Of course, these proposals do allow for books containing third-party material to be exempt from the REF requirements as long as the author’s final printed text is made publicly available online within 24 months of the printed book’s publication. This will be the cheap option for art historians and departments to comply with the REF rules.
But this risks UK art history becoming a discipline with two versions of most books: the illustrated print book and an unillustrated PDF of a Word document, with different layout and page numbers. The latter’s greater availability is likely to make it more widely read, but it will be a grossly diminished product – art history without the art. Moreover, that wider readership for the OA version might prompt publishers to simply stop publishing monographs in art history – or, indeed, in any other subject in which print readership significantly falls.
Perhaps, given all these issues, art historians would be better off sticking to journal publications. But books remain the gold standard in our discipline, as consistently proved by REF results. It is harder to develop original, rigorous and significant research in an article.
Hence, those with private wealth who can afford open access fees will still publish books, benefiting from the career progression that they bring. Those confined to journal articles will be at an unfair disadvantage.
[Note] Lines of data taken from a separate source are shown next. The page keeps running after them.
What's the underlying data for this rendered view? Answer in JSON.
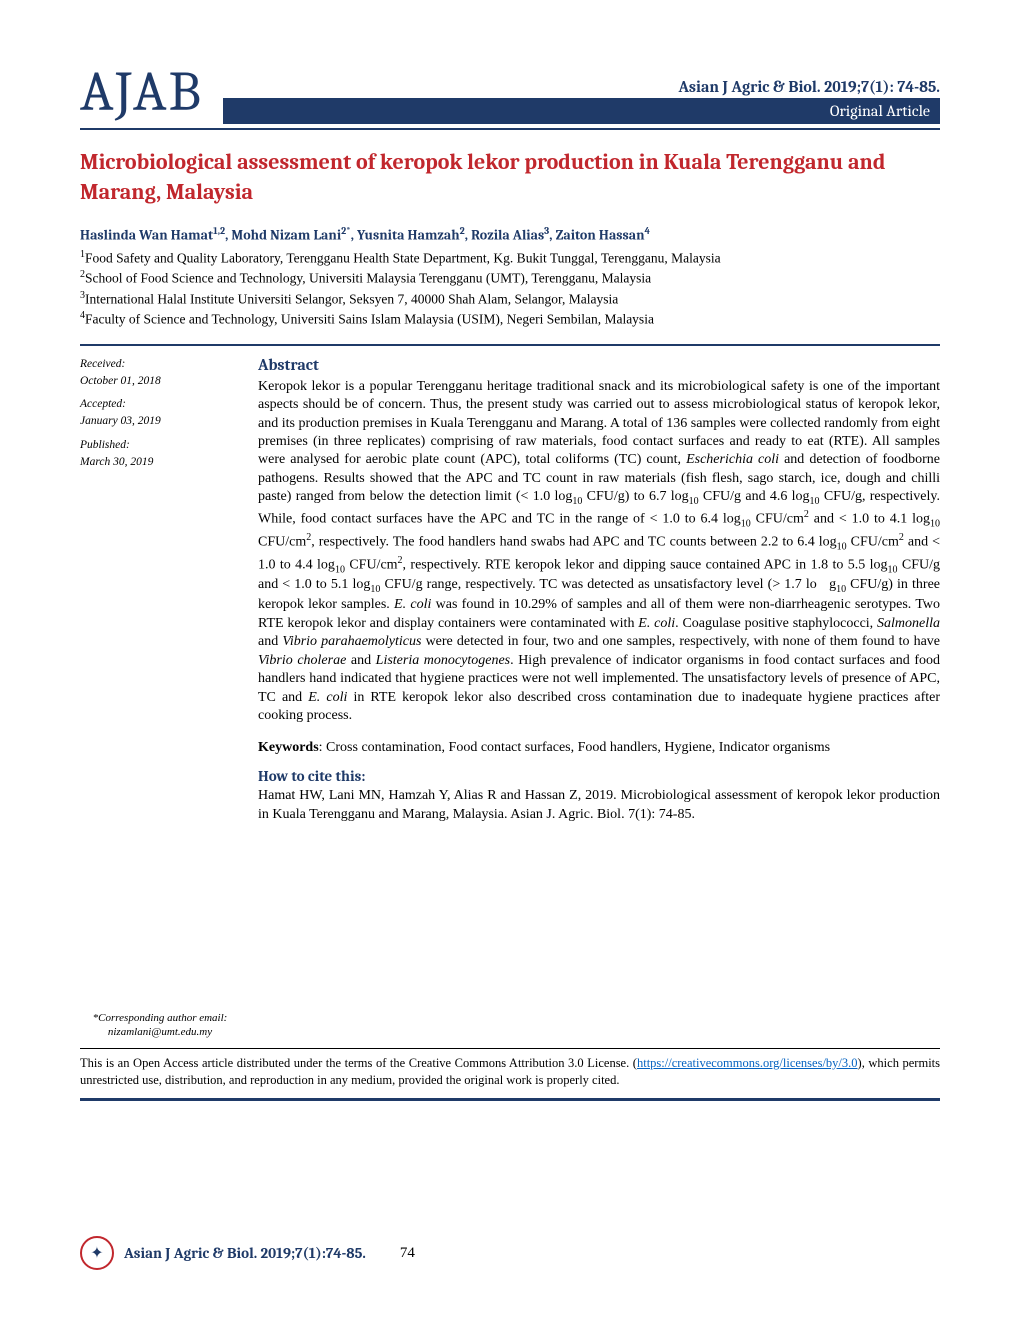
{
  "header": {
    "logo": "AJAB",
    "citation_top": "Asian J Agric & Biol. 2019;7(1): 74-85.",
    "article_type": "Original Article"
  },
  "title": "Microbiological assessment of keropok lekor production in Kuala Terengganu and Marang, Malaysia",
  "authors_html": "Haslinda Wan Hamat<sup>1,2</sup>, Mohd Nizam Lani<sup>2*</sup>, Yusnita Hamzah<sup>2</sup>, Rozila Alias<sup>3</sup>, Zaiton Hassan<sup>4</sup>",
  "affiliations": [
    "<sup>1</sup>Food Safety and Quality Laboratory, Terengganu Health State Department, Kg. Bukit Tunggal, Terengganu, Malaysia",
    "<sup>2</sup>School of Food Science and Technology, Universiti Malaysia Terengganu (UMT), Terengganu, Malaysia",
    "<sup>3</sup>International Halal Institute Universiti Selangor, Seksyen 7, 40000 Shah Alam, Selangor, Malaysia",
    "<sup>4</sup>Faculty of Science and Technology, Universiti Sains Islam Malaysia (USIM), Negeri Sembilan, Malaysia"
  ],
  "dates": {
    "received_label": "Received:",
    "received": "October 01, 2018",
    "accepted_label": "Accepted:",
    "accepted": "January 03, 2019",
    "published_label": "Published:",
    "published": "March 30, 2019"
  },
  "corresponding": {
    "label": "*Corresponding author email:",
    "email": "nizamlani@umt.edu.my"
  },
  "abstract": {
    "heading": "Abstract",
    "body_html": "Keropok lekor is a popular Terengganu heritage traditional snack and its microbiological safety is one of the important aspects should be of concern. Thus, the present study was carried out to assess microbiological status of keropok lekor, and its production premises in Kuala Terengganu and Marang. A total of 136 samples were collected randomly from eight premises (in three replicates) comprising of raw materials, food contact surfaces and ready to eat (RTE). All samples were analysed for aerobic plate count (APC), total coliforms (TC) count, <em>Escherichia coli</em> and detection of foodborne pathogens. Results showed that the APC and TC count in raw materials (fish flesh, sago starch, ice, dough and chilli paste) ranged from below the detection limit (&lt; 1.0 log<sub>10</sub> CFU/g) to 6.7 log<sub>10</sub> CFU/g and 4.6 log<sub>10</sub> CFU/g, respectively. While, food contact surfaces have the APC and TC in the range of &lt; 1.0 to 6.4 log<sub>10</sub> CFU/cm<sup>2</sup> and &lt; 1.0 to 4.1 log<sub>10</sub> CFU/cm<sup>2</sup>, respectively. The food handlers hand swabs had APC and TC counts between 2.2 to 6.4 log<sub>10</sub> CFU/cm<sup>2</sup> and &lt; 1.0 to 4.4 log<sub>10</sub> CFU/cm<sup>2</sup>, respectively. RTE keropok lekor and dipping sauce contained APC in 1.8 to 5.5 log<sub>10</sub> CFU/g and &lt; 1.0 to 5.1 log<sub>10</sub> CFU/g range, respectively. TC was detected as unsatisfactory level (&gt; 1.7 lo&nbsp;&nbsp;&nbsp;g<sub>10</sub> CFU/g) in three keropok lekor samples. <em>E. coli</em> was found in 10.29% of samples and all of them were non-diarrheagenic serotypes. Two RTE keropok lekor and display containers were contaminated with <em>E. coli</em>. Coagulase positive staphylococci, <em>Salmonella</em> and <em>Vibrio parahaemolyticus</em> were detected in four, two and one samples, respectively, with none of them found to have <em>Vibrio cholerae</em> and <em>Listeria monocytogenes</em>. High prevalence of indicator organisms in food contact surfaces and food handlers hand indicated that hygiene practices were not well implemented. The unsatisfactory levels of presence of APC, TC and <em>E. coli</em> in RTE keropok lekor also described cross contamination due to inadequate hygiene practices after cooking process."
  },
  "keywords": {
    "label": "Keywords",
    "text": ": Cross contamination, Food contact surfaces, Food handlers, Hygiene, Indicator organisms"
  },
  "cite": {
    "heading": "How to cite this:",
    "text": "Hamat HW, Lani MN, Hamzah Y, Alias R and Hassan Z, 2019. Microbiological assessment of keropok lekor production in Kuala Terengganu and Marang, Malaysia. Asian J. Agric. Biol. 7(1): 74-85."
  },
  "license": {
    "prefix": "This is an Open Access article distributed under the terms of the Creative Commons Attribution 3.0 License. (",
    "url_text": "https://creativecommons.org/licenses/by/3.0",
    "suffix": "), which permits unrestricted use, distribution, and reproduction in any medium, provided the original work is properly cited."
  },
  "footer": {
    "citation": "Asian J Agric & Biol. 2019;7(1):74-85.",
    "page": "74"
  },
  "colors": {
    "brand_blue": "#1f3a68",
    "brand_red": "#c1272d",
    "link_blue": "#0563c1",
    "background": "#ffffff",
    "text": "#000000"
  },
  "typography": {
    "body_font": "Times New Roman",
    "heading_font": "Cambria",
    "logo_fontsize": 56,
    "title_fontsize": 22,
    "body_fontsize": 14,
    "small_fontsize": 11.5
  }
}
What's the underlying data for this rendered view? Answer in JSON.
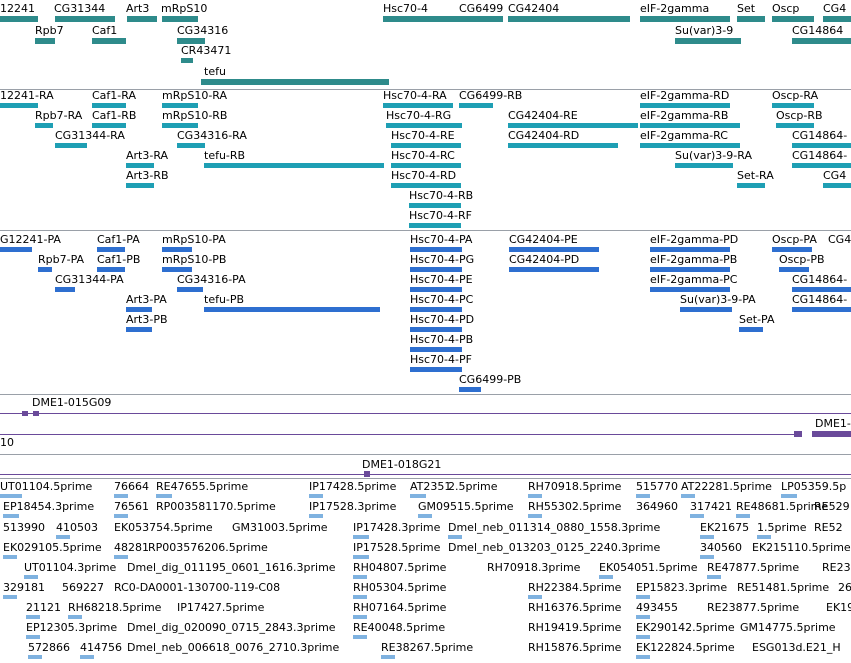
{
  "colors": {
    "gene": "#2e8b8b",
    "transcript": "#1e9fb4",
    "protein": "#2e6fd0",
    "est": "#7fb2e0",
    "clone": "#6a4a9a",
    "separator": "#9aa0a8"
  },
  "genes": [
    "12241",
    "CG31344",
    "Art3",
    "mRpS10",
    "Hsc70-4",
    "CG6499",
    "CG42404",
    "eIF-2gamma",
    "Set",
    "Oscp",
    "CG4",
    "Rpb7",
    "Caf1",
    "CG34316",
    "Su(var)3-9",
    "CG14864",
    "CR43471",
    "tefu"
  ],
  "transcripts": [
    "12241-RA",
    "Caf1-RA",
    "mRpS10-RA",
    "Hsc70-4-RA",
    "CG6499-RB",
    "eIF-2gamma-RD",
    "Oscp-RA",
    "Rpb7-RA",
    "Caf1-RB",
    "mRpS10-RB",
    "Hsc70-4-RG",
    "CG42404-RE",
    "eIF-2gamma-RB",
    "Oscp-RB",
    "CG31344-RA",
    "CG34316-RA",
    "Hsc70-4-RE",
    "CG42404-RD",
    "eIF-2gamma-RC",
    "CG14864-",
    "Art3-RA",
    "tefu-RB",
    "Hsc70-4-RC",
    "Su(var)3-9-RA",
    "CG14864-",
    "Art3-RB",
    "Hsc70-4-RD",
    "Set-RA",
    "CG4",
    "Hsc70-4-RB",
    "Hsc70-4-RF"
  ],
  "proteins": [
    "G12241-PA",
    "Caf1-PA",
    "mRpS10-PA",
    "Hsc70-4-PA",
    "CG42404-PE",
    "eIF-2gamma-PD",
    "Oscp-PA",
    "CG4",
    "Rpb7-PA",
    "Caf1-PB",
    "mRpS10-PB",
    "Hsc70-4-PG",
    "CG42404-PD",
    "eIF-2gamma-PB",
    "Oscp-PB",
    "CG31344-PA",
    "CG34316-PA",
    "Hsc70-4-PE",
    "eIF-2gamma-PC",
    "CG14864-",
    "Art3-PA",
    "tefu-PB",
    "Hsc70-4-PC",
    "Su(var)3-9-PA",
    "CG14864-",
    "Art3-PB",
    "Hsc70-4-PD",
    "Set-PA",
    "Hsc70-4-PB",
    "Hsc70-4-PF",
    "CG6499-PB"
  ],
  "clones": [
    "DME1-015G09",
    "10",
    "DME1-",
    "DME1-018G21"
  ],
  "ests": [
    "UT01104.5prime",
    "76664",
    "RE47655.5prime",
    "IP17428.5prime",
    "AT2351",
    "2.5prime",
    "RH70918.5prime",
    "515770",
    "AT22281.5prime",
    "LP05359.5p",
    "EP18454.3prime",
    "76561",
    "RP003581170.5prime",
    "IP17528.3prime",
    "GM09515.5prime",
    "RH55302.5prime",
    "364960",
    "317421",
    "RE48681.5prime",
    "RE529",
    "513990",
    "410503",
    "EK053754.5prime",
    "GM31003.5prime",
    "IP17428.3prime",
    "Dmel_neb_011314_0880_1558.3prime",
    "EK21675",
    "1.5prime",
    "RE52",
    "EK029105.5prime",
    "48281",
    "RP003576206.5prime",
    "IP17528.5prime",
    "Dmel_neb_013203_0125_2240.3prime",
    "340560",
    "EK215110.5prime",
    "UT01104.3prime",
    "Dmel_dig_011195_0601_1616.3prime",
    "RH04807.5prime",
    "RH70918.3prime",
    "EK05405",
    "1.5prime",
    "RE47877.5prime",
    "RE23",
    "329181",
    "569227",
    "RC0-DA0001-130700-119-C08",
    "RH05304.5prime",
    "RH22384.5prime",
    "EP15823.3prime",
    "RE51481.5prime",
    "26",
    "21121",
    "RH68218.5prime",
    "IP17427.5prime",
    "RH07164.5prime",
    "RH16376.5prime",
    "493455",
    "RE23877.5prime",
    "EK19",
    "EP12305.3prime",
    "Dmel_dig_020090_0715_2843.3prime",
    "RE40048.5prime",
    "RH19419.5prime",
    "EK290142.5prime",
    "GM14775.5prime",
    "572866",
    "414756",
    "Dmel_neb_006618_0076_2710.3prime",
    "RE38267.5prime",
    "RH15876.5prime",
    "EK122824.5prime",
    "ESG013d.E21_H"
  ]
}
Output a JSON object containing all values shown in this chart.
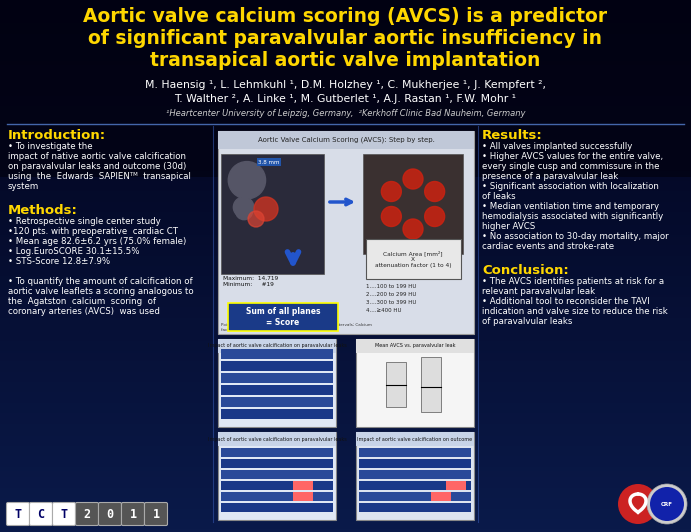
{
  "bg_color": "#030318",
  "title_line1": "Aortic valve calcium scoring (AVCS) is a predictor",
  "title_line2": "of significant paravalvular aortic insufficiency in",
  "title_line3": "transapical aortic valve implantation",
  "title_color": "#FFD700",
  "authors_line1": "M. Haensig ¹, L. Lehmkuhl ¹, D.M. Holzhey ¹, C. Mukherjee ¹, J. Kempfert ²,",
  "authors_line2": "T. Walther ², A. Linke ¹, M. Gutberlet ¹, A.J. Rastan ¹, F.W. Mohr ¹",
  "affiliations": "¹Heartcenter University of Leipzig, Germany,  ²Kerkhoff Clinic Bad Nauheim, Germany",
  "authors_color": "#FFFFFF",
  "affiliations_color": "#CCCCCC",
  "section_title_color": "#FFD700",
  "body_text_color": "#FFFFFF",
  "intro_title": "Introduction:",
  "intro_body": [
    "• To investigate the",
    "impact of native aortic valve calcification",
    "on paravalvular leaks and outcome (30d)",
    "using  the  Edwards  SAPIENᵀᴹ  transapical",
    "system"
  ],
  "methods_title": "Methods:",
  "methods_body": [
    "• Retrospective single center study",
    "•120 pts. with preoperative  cardiac CT",
    "• Mean age 82.6±6.2 yrs (75.0% female)",
    "• Log.EuroSCORE 30.1±15.5%",
    "• STS-Score 12.8±7.9%",
    "",
    "• To quantify the amount of calcification of",
    "aortic valve leaflets a scoring analogous to",
    "the  Agatston  calcium  scoring  of",
    "coronary arteries (AVCS)  was used"
  ],
  "results_title": "Results:",
  "results_body": [
    "• All valves implanted successfully",
    "• Higher AVCS values for the entire valve,",
    "every single cusp and commissure in the",
    "presence of a paravalvular leak",
    "• Significant association with localization",
    "of leaks",
    "• Median ventilation time and temporary",
    "hemodialysis associated with significantly",
    "higher AVCS",
    "• No association to 30-day mortality, major",
    "cardiac events and stroke-rate"
  ],
  "conclusion_title": "Conclusion:",
  "conclusion_body": [
    "• The AVCS identifies patients at risk for a",
    "relevant paravalvular leak",
    "• Additional tool to reconsider the TAVI",
    "indication and valve size to reduce the risk",
    "of paravalvular leaks"
  ],
  "center_panel_title": "Aortic Valve Calcium Scoring (AVCS): Step by step."
}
More broadly, however, the whole discipline of art history will suffer from declining REF scores if significant numbers of art historians give up on books – and the attendant decline in both reputation and quality-related research income would offer managers two more reasons to close whole departments.
Of course, I can see the benefit of making long-form, fully illustrated research freely available, and I greatly value the open access art history books I have been able to access. But, to date, these have been made possible mainly by the significant publishing resources of key research institutions, such as the US’ Getty Research Institute and the UK’s Courtauld Institute.
It is fanciful to assume that university art history departments, let alone their individual members, have the resources to follow suit. If the REF really wants art history to be fully open to everyone, it is going to have to go back to the drawing board.
Francesca Berry is associate professor of history of art at the University of Birmingham, where she is head of research in its School of Languages, Cultures, Art History and Music.